“A principle is involved,” he said, “and that’s why we’re taking a hard line. The principle is just too important to undermine. As a result, we will not concede on that issue.”
This “principle is involved” negotiation move can be one of the most frustrating to address.
So what exactly does it mean, and how can you address it most effectively?
1. Determine whether it’s true “principle.”
In most cases, the “principle is involved” move signals:
A critical and bona fide principle really is involved.
The “principle” is a subterfuge intended to justify intransigence.
The “principle” is a bluff.
How do you evaluate which signal or combination of signals is involved?
First, find out as much as you can about the alleged principle involved. Especially focus on the actual principle and why it appears so important to your counterpart — that is, what is the true interest or objective standard involved?
The principle might be that your counterpart has publicly drawn a line in the sand on that issue, and conceding it would harm his reputation. This would be a personal reputation interest.
Or the principle might be consistency in treatment of similarly situated customers. Your counterpart might say, “If we gave in to you, all our other customers would want the same provision in their contracts.” Your counterpart’s interest here would be avoiding a precedent that could haunt them later.
Other principles might involve honesty, honor, trust or loyalty. Your counterpart might say, “I told Pat I would not give anyone else a better deal, and while it’s not legally binding, I feel honor-bound to stick with it.”

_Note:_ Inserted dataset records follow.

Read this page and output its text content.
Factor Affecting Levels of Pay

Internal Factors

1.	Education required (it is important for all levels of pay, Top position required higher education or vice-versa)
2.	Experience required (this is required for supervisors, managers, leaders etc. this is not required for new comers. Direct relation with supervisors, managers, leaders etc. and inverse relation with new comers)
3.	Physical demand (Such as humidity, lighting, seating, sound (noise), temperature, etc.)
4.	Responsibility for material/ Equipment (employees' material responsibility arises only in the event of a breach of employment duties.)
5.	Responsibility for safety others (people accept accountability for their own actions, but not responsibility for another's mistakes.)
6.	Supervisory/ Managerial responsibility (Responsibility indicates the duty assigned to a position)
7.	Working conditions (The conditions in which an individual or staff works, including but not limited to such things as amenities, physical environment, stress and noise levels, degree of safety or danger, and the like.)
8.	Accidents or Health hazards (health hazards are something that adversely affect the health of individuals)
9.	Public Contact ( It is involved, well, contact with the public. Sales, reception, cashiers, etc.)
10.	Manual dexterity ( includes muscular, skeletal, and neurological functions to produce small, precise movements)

After finding out about the principle, evaluate how truly critical it is to your counterpart. In other words, engage in some strategic due diligence by contacting others who have negotiated with your counterpart in the past. Ask them if similar “principles” arose in their negotiations and how they played out. At the end of their negotiations, did they conclude it was a true principle, an attempt to justify intransigence, or a bluff? How did they address it?
Overall, in a lot of cases, your counterparts’ reputations will precede them and you won’t have to reinvent the wheel.
2. Independently reality-test the “principle.”
Assuming you don’t want to simply concede the issue — which, if you don’t care about it much, may be your best response — follow up on your initial evaluation by reality-testing the principle yourself.
You can do this by finding a way to satisfy their interest at little or no cost to you, suggesting that option and carefully gauging their response. For example, if they indicate their public reputation is at risk, suggest an airtight, enforceable confidentiality clause with a substantial penalty if it’s violated. If they still balk, their reputation principle more likely is a subterfuge or bluff.
And if their interest is in consistency, treating their similarly situated counterparts the same and avoiding bad precedent, suggest a “most favored nations” clause. This clause, which legally binds them to not give anyone else a better deal on that issue, will ensure they put their money where their mouth is.
Again, their possible reluctance will be telling.
You also can reality-test the principle by picking an independent, objective standard to explain your competing interest, then evaluating their potential willingness to concede as a result.
3. Evaluate the Plan B’s.
At the end of the day, find out if their Plan B — what they will do if they don’t do a deal with you — is better or worse than a deal with you involving their concession on that issue. If it’s better, and they will walk on that issue, it’s likely a true principle or a subterfuge. Either way, it’s not a bluff and their hard-line approach will not likely change.
And if their Plan B is worse than what you have put on the table, then they will most likely concede.
Bottom line for you: Is your Plan B better than conceding on their “principled” issue? If so, walk away. If not, concede, ask for a reciprocal concession and continue negotiating.
Of course, there are principles and there are “principles.” We can’t always be certain which is which. But we can take steps to assess their relative probabilities accurately. Doing so will increase the likelihood of getting your best possible deal.